CHP merkezli bir kısım zattın referandum
kampanyası yapma biçimi bana acıklı bir komedi hissi
veriyor.
Katıla katıla gülmekle, gözyaşı dökmek arasında
bir his.
Bir kısmı televizyona çıkacağını haber vermek
için sabahın köründe, uykunun en tatlı yerinde mesaj atıyor:
“Televizyona çıkıyorum, beni izleyin.”
Bir kısmı video paylaşıyor. Başrolünde kendisi
var! Bilmem ne toplantısında yaptığı konuşmada Cin Ali kıvamında
kurduğu cümlelerden pek gururlu. Bilelim istiyor.

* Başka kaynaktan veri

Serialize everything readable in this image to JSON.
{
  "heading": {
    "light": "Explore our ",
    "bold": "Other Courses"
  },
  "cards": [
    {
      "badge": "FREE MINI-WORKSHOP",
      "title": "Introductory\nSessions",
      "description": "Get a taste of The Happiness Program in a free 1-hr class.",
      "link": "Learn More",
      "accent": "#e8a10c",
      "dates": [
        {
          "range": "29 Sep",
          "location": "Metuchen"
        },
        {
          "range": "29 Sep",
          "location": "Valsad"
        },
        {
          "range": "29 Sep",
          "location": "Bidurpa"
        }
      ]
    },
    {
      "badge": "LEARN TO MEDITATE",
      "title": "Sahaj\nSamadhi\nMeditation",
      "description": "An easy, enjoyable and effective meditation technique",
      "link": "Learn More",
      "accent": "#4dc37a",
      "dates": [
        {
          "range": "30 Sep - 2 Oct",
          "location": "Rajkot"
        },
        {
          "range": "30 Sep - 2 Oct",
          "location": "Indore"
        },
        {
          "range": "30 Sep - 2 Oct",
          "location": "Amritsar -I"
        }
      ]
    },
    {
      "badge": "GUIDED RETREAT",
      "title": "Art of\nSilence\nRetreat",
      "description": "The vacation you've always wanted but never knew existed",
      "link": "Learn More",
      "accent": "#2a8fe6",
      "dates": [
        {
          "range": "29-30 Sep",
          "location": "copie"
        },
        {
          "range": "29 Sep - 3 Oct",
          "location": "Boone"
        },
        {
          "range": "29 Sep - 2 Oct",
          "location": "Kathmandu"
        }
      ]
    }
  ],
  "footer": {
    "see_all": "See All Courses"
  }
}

Bir kısmı toplantı/panel çağrısında bulunuyor:
Şu merkezde, şu başlıklı toplantımıza sizi de bekliyoruz
vs.
Böyle kaç mesaj, kaç çağrı alıyorum sayılır
gibi değil.
Bu arkadaşların narsist yanları olduğu kesin.
Attıkları mesajla beni konuya dahil etmeyip, narsistlikleri kendi
başlarını yese umurumda bile değiller.
“Öyle değil böyle yapın” denildiğinde de acayip
bozuluyorlar iyi mi?
Bu tipler referandum kampanyasını, kendin pişir
kendin ye mantıklı bir eylem sanmıyorlar mı, gıcık
oluyorum.
Referandumdan “hayır” çıkmazsa oturup bir de
şaşıracaklar. “Çok çalışmıştık halbuki” diyerek
sızlanacaklar.
Beni CHP’den soğum soğum soğutan arkadaşlar,
körler sağırlar birbirini ağırlar tavrından vazgeçiniz.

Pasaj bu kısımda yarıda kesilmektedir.